Ministro da Fazenda e do Planejamento no governo de Dilma Rousseff, o economista e professor da Fundação Getulio Vargas Nelson Barbosa é um crítico do que chama de “teto Temer”, em referência ao seu criador, o ex-presidente Michel Temer.
Para Barbosa, que não assinou o manifesto de 80 colegas em defesa da manutenção do mecanismo, o limitador pode causar mais prejuízos do que ganhos ao país. A solução para o impasse seria abrir um debate “adulto e racional” em busca do meio-termo, de um outro modelo de teto.
Leia a seguir os principais trechos da entrevista.
Qual é a sua avaliação sobre a polêmica envolvendo o teto de gastos?
As pessoas estão confundindo ter limite com ter o limite que Michel Temer propôs. É óbvio que gasto tem de ter limite. A maioria dos economistas não discute isso. A questão é que esse congelamento que Temer propôs é completamente inadequado ao Brasil. Vem comprimindo o investimento e prejudicando o orçamento social, tanto que a previsão para o orçamento de 2021 é de que saúde e educação terão redução. Esse teto precisa ser alterado. Precisamos de nova regra fiscal, com limites adequados à sociedade brasileira, colocando maior restrição onde precisa, como na folha de pagamento, principalmente nos altos salários.
Então não se trata de revogar o teto, mas de fazer uma revisão?
Sim, até porque quem propôs o teto pela primeira vez fui eu no governo Dilma. Só que era um teto de quatro anos e não de 20, que possibilitava que o governo tivesse crescimento real de despesa, se assim quisesse. Podia ir separando também, ter uma meta específica para investimento, saúde, educação. Não é nada revolucionário.
Quem defende a manutenção do teto considera um risco a revogação ou revisão, vê irresponsabilidade fiscal nisso e prevê a volta da inflação. Não é uma preocupação válida?
Isso é um terrorismo. É a mesma coisa que se falava quando se dizia que haveria orçamento com déficit em 2015. Temos orçamento com déficit há quatro anos e a taxa de juros caiu e a inflação está sob controle. É claro que déficit muito alto é problema, mas é uma dicotomia achar que a gente sai da situação atual e vira imediatamente uma Argentina ou Venezuela. É desconhecimento ou desonestidade. O que se está propondo é: ou tem o teto Temer ou não tem limite nenhum. Entre os extremos há alternativas. Quem coloca a discussão nesses termos, não quer discutir nada.
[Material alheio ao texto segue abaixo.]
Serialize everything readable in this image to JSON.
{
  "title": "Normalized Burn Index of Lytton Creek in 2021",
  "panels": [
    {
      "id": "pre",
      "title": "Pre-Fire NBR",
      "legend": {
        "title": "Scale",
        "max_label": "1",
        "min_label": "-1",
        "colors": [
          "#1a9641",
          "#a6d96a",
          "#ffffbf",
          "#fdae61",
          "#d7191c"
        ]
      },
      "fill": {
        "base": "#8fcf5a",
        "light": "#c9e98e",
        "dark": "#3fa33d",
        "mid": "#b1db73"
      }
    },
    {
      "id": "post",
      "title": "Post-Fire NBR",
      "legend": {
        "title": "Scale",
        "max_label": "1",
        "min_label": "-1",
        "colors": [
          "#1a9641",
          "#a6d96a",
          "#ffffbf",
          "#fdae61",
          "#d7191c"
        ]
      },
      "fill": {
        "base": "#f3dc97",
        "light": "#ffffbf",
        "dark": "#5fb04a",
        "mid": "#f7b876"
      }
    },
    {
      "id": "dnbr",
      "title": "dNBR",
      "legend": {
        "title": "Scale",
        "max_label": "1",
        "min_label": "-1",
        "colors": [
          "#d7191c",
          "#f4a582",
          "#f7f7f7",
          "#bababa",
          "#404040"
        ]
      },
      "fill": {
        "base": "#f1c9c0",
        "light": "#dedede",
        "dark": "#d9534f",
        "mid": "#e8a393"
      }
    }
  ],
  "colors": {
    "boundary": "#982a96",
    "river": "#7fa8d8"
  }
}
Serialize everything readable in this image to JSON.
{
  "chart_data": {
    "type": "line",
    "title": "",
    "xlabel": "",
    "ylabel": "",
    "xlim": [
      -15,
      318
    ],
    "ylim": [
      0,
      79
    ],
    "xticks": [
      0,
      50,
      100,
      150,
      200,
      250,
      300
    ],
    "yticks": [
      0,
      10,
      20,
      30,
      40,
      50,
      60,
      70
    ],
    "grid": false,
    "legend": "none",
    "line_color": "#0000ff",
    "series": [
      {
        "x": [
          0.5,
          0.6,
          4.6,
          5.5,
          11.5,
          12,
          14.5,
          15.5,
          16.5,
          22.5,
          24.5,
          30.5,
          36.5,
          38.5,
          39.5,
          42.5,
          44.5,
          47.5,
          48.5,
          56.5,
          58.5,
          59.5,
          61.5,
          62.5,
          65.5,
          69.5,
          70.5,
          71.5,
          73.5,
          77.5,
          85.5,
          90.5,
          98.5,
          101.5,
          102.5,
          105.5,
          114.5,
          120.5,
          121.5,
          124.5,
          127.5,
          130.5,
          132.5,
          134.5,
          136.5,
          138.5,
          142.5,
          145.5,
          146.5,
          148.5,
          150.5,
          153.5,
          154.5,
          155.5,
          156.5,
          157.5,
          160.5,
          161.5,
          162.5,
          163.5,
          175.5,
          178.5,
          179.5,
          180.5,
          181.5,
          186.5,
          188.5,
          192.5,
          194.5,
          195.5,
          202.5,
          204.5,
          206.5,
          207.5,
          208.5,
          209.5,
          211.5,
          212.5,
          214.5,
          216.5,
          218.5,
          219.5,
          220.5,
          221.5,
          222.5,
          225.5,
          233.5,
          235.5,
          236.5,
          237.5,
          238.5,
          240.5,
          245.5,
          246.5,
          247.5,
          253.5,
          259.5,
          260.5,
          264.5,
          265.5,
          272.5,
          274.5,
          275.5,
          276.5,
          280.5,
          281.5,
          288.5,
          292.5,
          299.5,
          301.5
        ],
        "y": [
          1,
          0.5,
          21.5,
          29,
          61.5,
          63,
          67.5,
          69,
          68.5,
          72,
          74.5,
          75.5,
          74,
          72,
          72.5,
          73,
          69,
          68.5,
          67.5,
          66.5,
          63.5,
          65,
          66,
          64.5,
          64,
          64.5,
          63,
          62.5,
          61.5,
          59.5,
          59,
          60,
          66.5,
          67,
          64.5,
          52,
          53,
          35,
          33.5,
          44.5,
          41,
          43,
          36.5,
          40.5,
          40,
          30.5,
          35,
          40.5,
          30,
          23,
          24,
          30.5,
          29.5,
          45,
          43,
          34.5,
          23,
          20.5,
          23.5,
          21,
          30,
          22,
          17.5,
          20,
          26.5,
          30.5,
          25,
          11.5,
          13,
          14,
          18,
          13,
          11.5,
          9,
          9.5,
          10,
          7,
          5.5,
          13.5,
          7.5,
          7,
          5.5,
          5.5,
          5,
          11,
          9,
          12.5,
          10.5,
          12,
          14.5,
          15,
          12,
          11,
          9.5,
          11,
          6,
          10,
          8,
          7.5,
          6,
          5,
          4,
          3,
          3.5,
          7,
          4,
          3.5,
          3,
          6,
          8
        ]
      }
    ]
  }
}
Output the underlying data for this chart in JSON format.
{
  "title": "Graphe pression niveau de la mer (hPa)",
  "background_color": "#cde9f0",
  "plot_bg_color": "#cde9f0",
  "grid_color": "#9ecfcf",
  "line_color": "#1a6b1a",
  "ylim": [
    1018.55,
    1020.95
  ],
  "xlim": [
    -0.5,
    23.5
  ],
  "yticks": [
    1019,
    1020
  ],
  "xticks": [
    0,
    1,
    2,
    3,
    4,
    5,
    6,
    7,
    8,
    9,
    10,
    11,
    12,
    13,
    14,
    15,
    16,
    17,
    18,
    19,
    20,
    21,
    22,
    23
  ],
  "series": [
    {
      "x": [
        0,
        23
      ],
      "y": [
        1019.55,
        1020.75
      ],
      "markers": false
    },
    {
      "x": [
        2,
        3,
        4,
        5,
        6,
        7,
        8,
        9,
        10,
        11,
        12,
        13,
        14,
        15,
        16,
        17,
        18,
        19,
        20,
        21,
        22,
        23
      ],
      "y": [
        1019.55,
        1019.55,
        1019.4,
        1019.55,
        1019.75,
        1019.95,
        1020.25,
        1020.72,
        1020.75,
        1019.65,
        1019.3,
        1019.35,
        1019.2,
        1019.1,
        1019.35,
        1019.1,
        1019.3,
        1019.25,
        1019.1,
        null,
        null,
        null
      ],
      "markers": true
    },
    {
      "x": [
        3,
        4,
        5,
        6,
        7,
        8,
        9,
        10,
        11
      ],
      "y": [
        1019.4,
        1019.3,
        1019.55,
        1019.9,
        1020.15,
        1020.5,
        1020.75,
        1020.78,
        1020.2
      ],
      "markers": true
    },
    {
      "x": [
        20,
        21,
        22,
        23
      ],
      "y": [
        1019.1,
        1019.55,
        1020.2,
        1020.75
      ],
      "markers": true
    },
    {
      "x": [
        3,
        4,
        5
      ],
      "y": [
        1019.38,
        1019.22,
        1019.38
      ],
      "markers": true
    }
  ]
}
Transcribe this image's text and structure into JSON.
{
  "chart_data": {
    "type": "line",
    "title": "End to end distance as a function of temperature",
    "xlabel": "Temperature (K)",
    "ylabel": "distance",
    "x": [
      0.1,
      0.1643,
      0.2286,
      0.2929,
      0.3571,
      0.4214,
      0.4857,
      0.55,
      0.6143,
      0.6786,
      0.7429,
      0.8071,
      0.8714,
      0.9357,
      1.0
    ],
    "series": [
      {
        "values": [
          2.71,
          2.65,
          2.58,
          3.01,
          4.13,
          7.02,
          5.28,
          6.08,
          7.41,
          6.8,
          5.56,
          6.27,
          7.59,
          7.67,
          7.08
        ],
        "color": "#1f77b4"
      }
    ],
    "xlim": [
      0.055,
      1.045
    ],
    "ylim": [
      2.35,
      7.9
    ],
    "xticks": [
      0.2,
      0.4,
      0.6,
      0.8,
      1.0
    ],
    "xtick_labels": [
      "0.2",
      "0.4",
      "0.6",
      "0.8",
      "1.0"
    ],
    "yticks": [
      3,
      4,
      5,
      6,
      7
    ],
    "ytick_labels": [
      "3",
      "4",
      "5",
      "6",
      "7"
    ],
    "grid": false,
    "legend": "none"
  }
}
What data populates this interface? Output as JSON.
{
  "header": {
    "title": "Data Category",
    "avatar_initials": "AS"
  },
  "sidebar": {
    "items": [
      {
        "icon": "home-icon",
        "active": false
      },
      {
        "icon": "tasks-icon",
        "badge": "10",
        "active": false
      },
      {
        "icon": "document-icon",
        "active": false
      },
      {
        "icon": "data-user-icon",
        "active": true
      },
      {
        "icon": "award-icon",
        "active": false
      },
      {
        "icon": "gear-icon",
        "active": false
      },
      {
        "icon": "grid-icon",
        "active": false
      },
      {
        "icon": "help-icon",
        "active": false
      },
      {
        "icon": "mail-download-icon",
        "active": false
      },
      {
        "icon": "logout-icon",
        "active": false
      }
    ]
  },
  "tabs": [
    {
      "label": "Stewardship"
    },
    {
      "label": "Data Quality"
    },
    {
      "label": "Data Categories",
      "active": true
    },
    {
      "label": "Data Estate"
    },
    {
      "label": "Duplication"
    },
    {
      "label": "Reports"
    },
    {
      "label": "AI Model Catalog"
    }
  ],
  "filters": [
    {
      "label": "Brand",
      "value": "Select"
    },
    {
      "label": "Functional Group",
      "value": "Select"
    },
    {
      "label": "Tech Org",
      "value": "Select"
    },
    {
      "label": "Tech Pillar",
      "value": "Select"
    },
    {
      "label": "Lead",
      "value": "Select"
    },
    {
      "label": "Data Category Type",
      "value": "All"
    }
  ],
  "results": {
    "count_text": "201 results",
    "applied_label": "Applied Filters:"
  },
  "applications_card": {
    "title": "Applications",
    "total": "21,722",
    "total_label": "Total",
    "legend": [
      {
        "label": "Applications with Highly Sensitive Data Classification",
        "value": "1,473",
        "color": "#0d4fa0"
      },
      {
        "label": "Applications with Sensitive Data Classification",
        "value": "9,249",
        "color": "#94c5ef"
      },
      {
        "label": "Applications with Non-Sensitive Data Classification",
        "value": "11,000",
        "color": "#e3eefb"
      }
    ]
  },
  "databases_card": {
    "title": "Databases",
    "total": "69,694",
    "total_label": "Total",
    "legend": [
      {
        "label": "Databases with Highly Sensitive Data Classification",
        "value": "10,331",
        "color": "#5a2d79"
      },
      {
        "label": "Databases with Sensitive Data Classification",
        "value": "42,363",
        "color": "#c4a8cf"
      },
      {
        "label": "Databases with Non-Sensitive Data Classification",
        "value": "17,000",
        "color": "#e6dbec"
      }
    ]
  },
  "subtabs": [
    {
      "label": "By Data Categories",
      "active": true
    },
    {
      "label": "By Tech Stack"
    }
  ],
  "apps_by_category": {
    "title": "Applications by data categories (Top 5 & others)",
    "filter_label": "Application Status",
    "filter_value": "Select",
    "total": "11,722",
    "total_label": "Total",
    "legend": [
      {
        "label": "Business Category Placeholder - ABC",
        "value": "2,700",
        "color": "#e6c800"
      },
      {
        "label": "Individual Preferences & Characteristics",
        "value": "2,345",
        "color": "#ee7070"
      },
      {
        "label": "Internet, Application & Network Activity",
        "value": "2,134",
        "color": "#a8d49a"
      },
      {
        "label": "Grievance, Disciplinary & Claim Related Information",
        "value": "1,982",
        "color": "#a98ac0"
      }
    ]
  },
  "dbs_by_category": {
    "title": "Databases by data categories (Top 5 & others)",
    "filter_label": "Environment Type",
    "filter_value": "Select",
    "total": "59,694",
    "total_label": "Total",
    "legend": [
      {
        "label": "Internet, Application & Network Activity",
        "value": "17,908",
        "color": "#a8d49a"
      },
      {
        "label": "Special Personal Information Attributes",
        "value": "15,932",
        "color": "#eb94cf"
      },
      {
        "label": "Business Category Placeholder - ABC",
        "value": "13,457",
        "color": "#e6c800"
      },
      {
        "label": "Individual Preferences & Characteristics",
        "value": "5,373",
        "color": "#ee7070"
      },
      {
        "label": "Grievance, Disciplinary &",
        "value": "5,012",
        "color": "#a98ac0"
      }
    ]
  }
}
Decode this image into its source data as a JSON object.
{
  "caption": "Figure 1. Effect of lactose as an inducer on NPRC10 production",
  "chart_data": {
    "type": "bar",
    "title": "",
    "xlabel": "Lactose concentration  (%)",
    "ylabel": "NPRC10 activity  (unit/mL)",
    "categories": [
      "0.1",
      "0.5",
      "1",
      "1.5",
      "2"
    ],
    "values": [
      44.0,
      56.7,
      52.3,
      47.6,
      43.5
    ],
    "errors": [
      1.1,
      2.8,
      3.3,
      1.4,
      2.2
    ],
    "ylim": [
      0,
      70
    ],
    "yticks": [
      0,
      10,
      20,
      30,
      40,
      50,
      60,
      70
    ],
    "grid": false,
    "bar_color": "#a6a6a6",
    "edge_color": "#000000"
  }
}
Há uma encruzilhada na economia brasileira, um dilema entre irresponsabilidade fiscal e austeridade a qualquer custo. Qual é a saída?
A saída é ter uma discussão transparente e honesta sobre os limites de gastos. Quais são os gastos que estão sofrendo mais agora e que a gente tem mais necessidade? O investimento público é um deles. Ele não é suficiente para manter a infraestrutura existente. Quer dizer que vai extrapolar? Não. Tem de ter limite. Então vamos discutir e fiscalizar isso, com transparência. É bom senso, mas, para ter bom senso, a gente tem de sair dos chavões.
Mas e o risco de desandar?
Entendo que, se abrir a discussão de revisão de teto, a porteira por onde passa um boi pode deixar passar a boiada. Abre-se o teto para discutir saúde e educação e passa um aumento para o Judiciário. Sim, tem esse risco, mas, se o teto ficar como está, haverá também o risco de um colapso da saúde e da educação, em uma economia que ainda não saiu da recessão. Precisamos discutir riscos e benefícios de forma adulta, racional.
Você fala em discussão adulta, racional. Mas isso é possível no Brasil de hoje?
É a única saída. Sempre digo que o Brasil, antes de chegar ao Plano Real, fez os planos Cruzado, Bresser, Verão, Collor. Foi um risco, mas e se a gente tivesse optado por parar de tentar? É difícil, mas temos de discutir até chegar à solução. O teto no atual formato é inviável e tem efeitos negativos. Então, em vez de ficarmos discutindo ajustes temporários, é melhor fazer uma rediscussão geral, organizada e transparente. Se não fizer isso, esse teto vai desabar e não vai ter nada no lugar. Aí sim vai ser o liberou geral.